Les États membres de l’Union européenne ont décidé de mettre fin à une dérogation douanière pour les petites commandes en ligne, principalement en provenance de Chine, afin de soutenir les entreprises européennes face à une concurrence accrue. Cette mesure, qui pourrait être appliquée dès le début de l’année prochaine, vise à instaurer une plus grande équité sur le marché.
Jusqu’à présent, les colis de moins de 150 euros (174 dollars américains) importés directement aux consommateurs de l’UE étaient exemptés de droits de douane. Cette exemption a permis une explosion des importations de plateformes comme Temu, Shein et AliExpress, souvent accusées de ne pas respecter les normes européennes en matière de produits. L’année dernière, 4,6 milliards de ces petits colis sont entrés dans l’UE – soit plus de 145 par seconde – et 91 % d’entre eux provenaient de Chine. Les prévisions indiquent une augmentation continue de ce flux.

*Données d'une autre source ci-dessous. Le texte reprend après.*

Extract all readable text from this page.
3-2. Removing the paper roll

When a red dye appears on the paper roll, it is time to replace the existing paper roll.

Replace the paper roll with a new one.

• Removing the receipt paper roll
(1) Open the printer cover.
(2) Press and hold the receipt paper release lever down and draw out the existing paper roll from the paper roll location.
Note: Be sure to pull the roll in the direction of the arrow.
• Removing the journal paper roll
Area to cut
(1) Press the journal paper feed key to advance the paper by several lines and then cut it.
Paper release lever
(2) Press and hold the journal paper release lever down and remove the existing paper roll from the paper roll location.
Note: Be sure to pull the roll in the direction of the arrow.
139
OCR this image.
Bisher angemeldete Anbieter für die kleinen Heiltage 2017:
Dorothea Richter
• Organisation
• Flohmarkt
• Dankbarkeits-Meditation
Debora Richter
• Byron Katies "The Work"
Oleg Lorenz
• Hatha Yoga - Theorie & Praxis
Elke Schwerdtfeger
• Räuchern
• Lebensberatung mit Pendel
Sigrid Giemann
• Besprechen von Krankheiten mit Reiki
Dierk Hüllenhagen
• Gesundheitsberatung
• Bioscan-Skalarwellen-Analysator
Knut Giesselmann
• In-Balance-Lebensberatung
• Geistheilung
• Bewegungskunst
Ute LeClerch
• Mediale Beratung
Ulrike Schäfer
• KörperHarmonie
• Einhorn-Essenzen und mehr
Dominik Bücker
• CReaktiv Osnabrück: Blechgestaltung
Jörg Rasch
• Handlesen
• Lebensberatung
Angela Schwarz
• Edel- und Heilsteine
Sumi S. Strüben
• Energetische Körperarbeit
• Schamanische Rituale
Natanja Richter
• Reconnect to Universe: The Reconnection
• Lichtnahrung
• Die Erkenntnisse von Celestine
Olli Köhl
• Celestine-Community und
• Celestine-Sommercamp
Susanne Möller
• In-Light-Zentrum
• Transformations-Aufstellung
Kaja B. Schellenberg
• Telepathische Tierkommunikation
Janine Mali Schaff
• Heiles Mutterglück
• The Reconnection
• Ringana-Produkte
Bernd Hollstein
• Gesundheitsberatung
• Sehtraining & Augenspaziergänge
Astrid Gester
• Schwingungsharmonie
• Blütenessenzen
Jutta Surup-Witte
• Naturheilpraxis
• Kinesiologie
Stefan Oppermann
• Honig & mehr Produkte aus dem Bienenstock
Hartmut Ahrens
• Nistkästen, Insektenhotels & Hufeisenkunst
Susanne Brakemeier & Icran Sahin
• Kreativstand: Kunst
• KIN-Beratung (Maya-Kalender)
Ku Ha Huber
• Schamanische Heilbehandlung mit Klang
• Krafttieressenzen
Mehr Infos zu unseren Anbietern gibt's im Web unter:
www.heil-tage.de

Les négociations ont abouti à un accord pour supprimer cette exonération plus tôt que prévu, initialement envisagée pour 2028. Un responsable européen a indiqué que les États membres et la Commission européenne travaillent désormais à une “solution simple et temporaire pour permettre une mise en œuvre plus rapide et dans les meilleurs délais”.
Les détaillants européens se plaignent d’une concurrence déloyale, estimant que ces plateformes étrangères ne sont pas soumises aux mêmes contraintes réglementaires qu’eux. « Parvenir à un accord politique (…) envoie un signal fort indiquant que l’Europe est sérieuse en matière de concurrence loyale et de défense des intérêts de ses entreprises », a déclaré Maros Sefcovic, commissaire européen au Commerce, après l’annonce de l’accord. Il a ajouté : « L’Europe doit être capable de protéger efficacement ses frontières et de maintenir une concurrence loyale. »
Cette décision s’inscrit dans une démarche plus large de l’UE visant à renforcer la compétitivité du continent et à alléger les contraintes administratives pour les entreprises européennes.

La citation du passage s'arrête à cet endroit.